Project quality control has gone through a great evolution over the years, from the skilled craftsman of the Middle Ages to high-quality processes controlled by computers, precision machines, and often lasers today. The Japanese took quality to a whole new level after World War II, bringing over many of the best minds from around the world to help them to create these standards.
Edward Deming was one of the early quality thought-leaders with his Plan-Do-Check-Act (PDCA) process of project design and implantation. This process included fourteen points for transformation management. Other key figures included Joseph Juran (Cost of Quality), Armand Feigenbaum (Total Quality Control), Kaoru Ishikawa (Quality Circles), Philip Crosby (Zero Defects and Continuous Improvement), and Genichi Taguchi (Design of Experiments). Each of these key innovators added to the knowledge base leading up to Six Sigma.

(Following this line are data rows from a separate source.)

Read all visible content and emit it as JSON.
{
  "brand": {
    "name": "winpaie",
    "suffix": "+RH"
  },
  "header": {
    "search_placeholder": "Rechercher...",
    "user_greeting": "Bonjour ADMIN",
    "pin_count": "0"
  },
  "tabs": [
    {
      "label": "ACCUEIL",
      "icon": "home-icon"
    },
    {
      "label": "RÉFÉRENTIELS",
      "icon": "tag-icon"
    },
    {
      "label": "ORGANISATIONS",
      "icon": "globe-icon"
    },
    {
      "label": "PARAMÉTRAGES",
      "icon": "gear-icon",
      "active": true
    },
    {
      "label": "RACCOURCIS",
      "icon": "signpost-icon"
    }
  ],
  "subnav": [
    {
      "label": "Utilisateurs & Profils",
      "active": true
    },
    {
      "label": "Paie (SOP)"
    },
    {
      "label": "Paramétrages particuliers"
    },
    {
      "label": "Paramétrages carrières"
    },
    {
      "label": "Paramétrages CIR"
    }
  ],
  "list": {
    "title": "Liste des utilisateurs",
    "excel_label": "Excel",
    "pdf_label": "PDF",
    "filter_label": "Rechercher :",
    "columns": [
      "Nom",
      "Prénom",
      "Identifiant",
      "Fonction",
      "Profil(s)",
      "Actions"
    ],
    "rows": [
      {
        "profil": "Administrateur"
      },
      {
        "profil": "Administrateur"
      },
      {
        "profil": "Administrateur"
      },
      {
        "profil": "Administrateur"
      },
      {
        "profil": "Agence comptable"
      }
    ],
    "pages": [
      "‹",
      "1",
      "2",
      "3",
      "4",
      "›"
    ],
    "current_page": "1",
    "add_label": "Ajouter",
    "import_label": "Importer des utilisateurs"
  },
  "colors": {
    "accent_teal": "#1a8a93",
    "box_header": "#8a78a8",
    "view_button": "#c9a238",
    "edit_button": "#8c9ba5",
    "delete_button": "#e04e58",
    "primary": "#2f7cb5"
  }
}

So, let’s put poor quality in perspective. If defect levels were just 1% in the U.S., nearly 80,000 checks would be deposited to the wrong accounts every hour, nearly 115 babies would be delivered to the wrong parents each day, and more than 100,000 incorrect prescriptions would be filled each day. Quality is important.
Six Sigma strives for zero defects; however, the tolerance level allowed by the process is only 3.4 defects per million (DPM). With this type of quality level we would only see, on comparison across the U.S., 27 checks deposited to the wrong account each hour, 13 misplaced babies each year, and only 34 incorrect prescriptions per day. Now, nobody wants to have any of these things happen to them, but you can see that Six Sigma quality standard greatly reduce the chances of them occurring.
The Six Sigma methodology uses a five step procedure to virtually eliminate defects from the process those are: Define; Measure; Analyze; Improve; and Control.
The Definition stage determines what is critical to the customer, as well as the allowable deviation from that expectation. The Measure stage determines the actual deviation from the customer expectation. The Analyze stage determines the extent and cause of any defects. The Improve stage uses the design of experimentation process to define what factor is the culprit of the defect. Finally, the Control stage uses the statistical process control methodology to analyze data and control inputs to the process that are leading to the defect.
Six Sigma is generally owned and driven by a business owner or champion working with a cross-functional team and is a highly statistical process that results in a verifiable return on investment to the project. It builds upon the history and success of preceding methodologies and benefits customers, production personnel, human resources, sales, and the executive team.
In the banking industry, defects translate to lost revenues and, often, customer dissatisfaction and even defection. Investing in quality in the front end will produce defined ROI on the back end of the project. No matter what the project, large or small, attention to quality details will pay off in the long run.